Ruth D. Merz Administrator, Hawaii Birth Defects Program, 620 Waipa Lane, #206, Honolulu, HI 96817, USA. E-mail: hbdp@hawaii.edu


Holoprosencephaly is a birth defect affecting the medial structures of the brain and face. This investigation examined the epidemiology of holoprosencephaly in Hawaii between 1986 and 1997, using data obtained from a birth defects registry, and compared the results with those of other population-based studies. Twenty-five cases were identified, producing a prevalence of 1.09 per 10 000 livebirths. There were 17 (68.0%) livebirths, two (8.0%) fetal deaths and six (24.0%) elective terminations. Ten (58.8%) of the livebirths died before the age of 1 year.

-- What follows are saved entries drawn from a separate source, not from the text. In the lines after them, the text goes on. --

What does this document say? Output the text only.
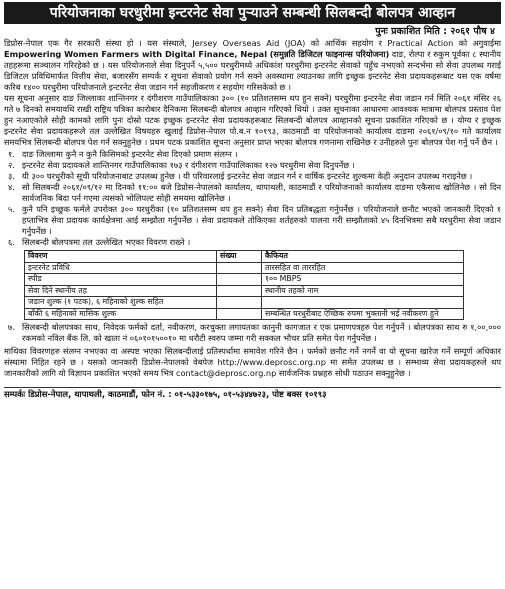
परियोजनाका घरधुरीमा इन्टरनेट सेवा पुऱ्याउने सम्बन्धी सिलबन्दी बोलपत्र आव्हान
पुनः प्रकाशित मिति : २०६१ पौष ४

डिप्रोस-नेपाल एक गैर सरकारी संस्था हो । यस संस्थाले, Jersey Overseas Aid (JOA) को आर्थिक सहयोग र Practical Action को अगुवाईमा Empowering Women Farmers with Digital Finance, Nepal (समुन्नति डिजिटल फाइनान्स परियोजना) दाङ, रोल्पा र रुकुम पूर्वका ८ स्थानीय तहहरूमा सञ्चालन गरिरहेको छ । यस परियोजनाले सेवा दिनुपर्ने ५,५०० घरधुरीमध्ये अधिकांश घरधुरीमा इन्टरनेट सेवाको पहुँच नभएको सन्दर्भमा सो सेवा उपलब्ध गराई डिजिटल प्रविधिमार्फत वित्तीय सेवा, बजारसँग सम्पर्क र सूचना सेवाको प्रयोग गर्न सक्ने अवस्थामा ल्याउनका लागि इच्छुक इन्टरनेट सेवा प्रदायकहरूबाट यस एक वर्षमा करिब १४०० घरधुरीमा परियोजनाले इन्टरनेट सेवा जडान गर्न सहजीकरण र सहयोग गरिसकेको छ ।

यस सूचना अनुसार दाङ जिल्लाका शान्तिनगर र दंगीशरण गाउँपालिकाका ३०० (१० प्रतिशतसम्म थप हुन सक्ने) घरधुरीमा इन्टरनेट सेवा जडान गर्न मिति २०६१ मंसिर २६ गते ७ दिनको समयावधि राखी राष्ट्रिय पत्रिका कारोबार दैनिकमा सिलबन्दी बोलपत्र आव्हान गरिएको थियो । उक्त सूचनाका आधारमा आवश्यक मात्रामा बोलपत्र प्रस्ताव पेश हुन नआएकोले सोही कामको लागि पुनः दोस्रो पटक इच्छुक इन्टरनेट सेवा प्रदायकहरूबाट सिलबन्दी बोलपत्र आव्हानको सूचना प्रकाशित गरिएको छ । योग्य र इच्छुक इन्टरनेट सेवा प्रदायकहरूले तल उल्लेखित विषयहरु खुलाई डिप्रोस-नेपाल पो.ब.न १०१९३, काठमाडौं वा परियोजनाको कार्यालय दाङमा २०६१/०९/१० गते कार्यालय समयभित्र सिलबन्दी बोलपत्र पेश गर्न सक्नुहुनेछ । प्रथम पटक प्रकाशित सूचना अनुसार प्राप्त भएका बोलपत्र गणनामा राखिनेछ र उनीहरुले पुनः बोलपत्र पेश गर्नु पर्ने छैन ।

१. दाङ जिल्लामा कुनै न कुनै किसिमको इन्टरनेट सेवा दिएको प्रमाण संलग्न ।
२. इन्टरनेट सेवा प्रदायकले शान्तिनगर गाउँपालिकाका १७३ र दंगीशरण गाउँपालिकाका १२७ घरधुरीमा सेवा दिनुपर्नेछ ।
३. यी ३०० घरधुरीको सूची परियोजनाबाट उपलब्ध हुनेछ । यी परिवारलाई इन्टरनेट सेवा जडान गर्न र वार्षिक इन्टरनेट शुल्कमा केही अनुदान उपलब्ध गराइनेछ ।
४. सो सिलबन्दी २०६१/०९/१२ मा दिनको ११:०० बजे डिप्रोस-नेपालको कार्यालय, थापाथली, काठमाडौं र परियोजनाको कार्यालय दाङमा एकैसाथ खोलिनेछ । सो दिन सार्वजनिक बिदा पर्न गएमा त्यसको भोलिपल्ट सोही समयमा खोलिनेछ ।
५. कुनै पनि इच्छुक फर्मले उपरोक्त ३०० घरधुरीका (१० प्रतिशतसम्म थप हुन सक्ने) सेवा दिन प्रतिबद्धता गर्नुपर्नेछ । परियोजनाले छनौट भएको जानकारी दिएको १ हप्ताभित्र सेवा प्रदायक कार्यक्षेत्रमा आई सम्झौता गर्नुपर्नेछ । सेवा प्रदायकले तोकिएका शर्तहरुको पालना गरी सम्झौताको ४५ दिनभित्रमा सबै घरधुरीमा सेवा जडान गर्नुपर्नेछ ।
६. सिलबन्दी बोलपत्रमा तल उल्लेखित भएका विवरण राख्ने ।
विवरण	संख्या	कैफियत
इन्टरनेट प्रविधि		तारसहित वा ताररहित
स्पीड		१०० MBPS
सेवा दिने स्थानीय तह		स्थानीय तहको नाम
जडान शुल्क (१ पटक), ६ महिनाको शुल्क सहित		
बाँकी ६ महिनाको मासिक शुल्क		सम्बन्धित घरधुरीबाट ऐच्छिक रुपमा भुक्तानी भई नवीकरण हुने
७. सिलबन्दी बोलपत्रका साथ, निवेदक फर्मको दर्ता, नवीकरण, करचुक्ता लगायतका कानुनी कागजात र एक प्रमाणपत्रहरु पेश गर्नुपर्ने । बोलपत्रका साथ रु १,००,००० रकमको नविल बैंक लि. को खाता नं ०६०१०१५००१० मा धरौटी स्वरुप जम्मा गरी सक्कल भौचर प्रति समेत पेश गर्नुपर्नेछ ।

माथिका विवरणहरु संलग्न नभएका वा अस्पष्ट भएका सिलबन्दीलाई प्रतिस्पर्धामा समावेश गरिने छैन । फर्मको छनौट गर्ने नगर्ने वा यो सूचना खारेज गर्ने सम्पूर्ण अधिकार संस्थामा निहित रहने छ । यसको जानकारी डिप्रोस-नेपालको वेबपेज http://www.deprosc.org.np मा समेत उपलब्ध छ । सम्भाव्य सेवा प्रदायकहरुले थप जानकारीको लागि यो विज्ञापन प्रकाशित भएको समय भित्र contact@deprosc.org.np सार्वजनिक प्रश्नहरु सोधी पठाउन सक्नुहुनेछ ।

सम्पर्कः डिप्रोस-नेपाल, थापाथली, काठमाडौं, फोन नं. : ०१-५३३०१७५, ०१-५३४४७२३, पोष्ट बक्स १०१९३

Seven (28.0%) had a known chromosomal abnormality, most often trisomy 13. Prevalence rates were higher for maternal age > 39 years, maternal race/ethnicity of Far East Asian or Filipino, females and residence in Maui County. The small number of cases limited the statistical significance of the study. However, this report confirms many of the findings from the previous studies and adds new findings, particularly the higher prevalence among Far East Asians and Filipinos.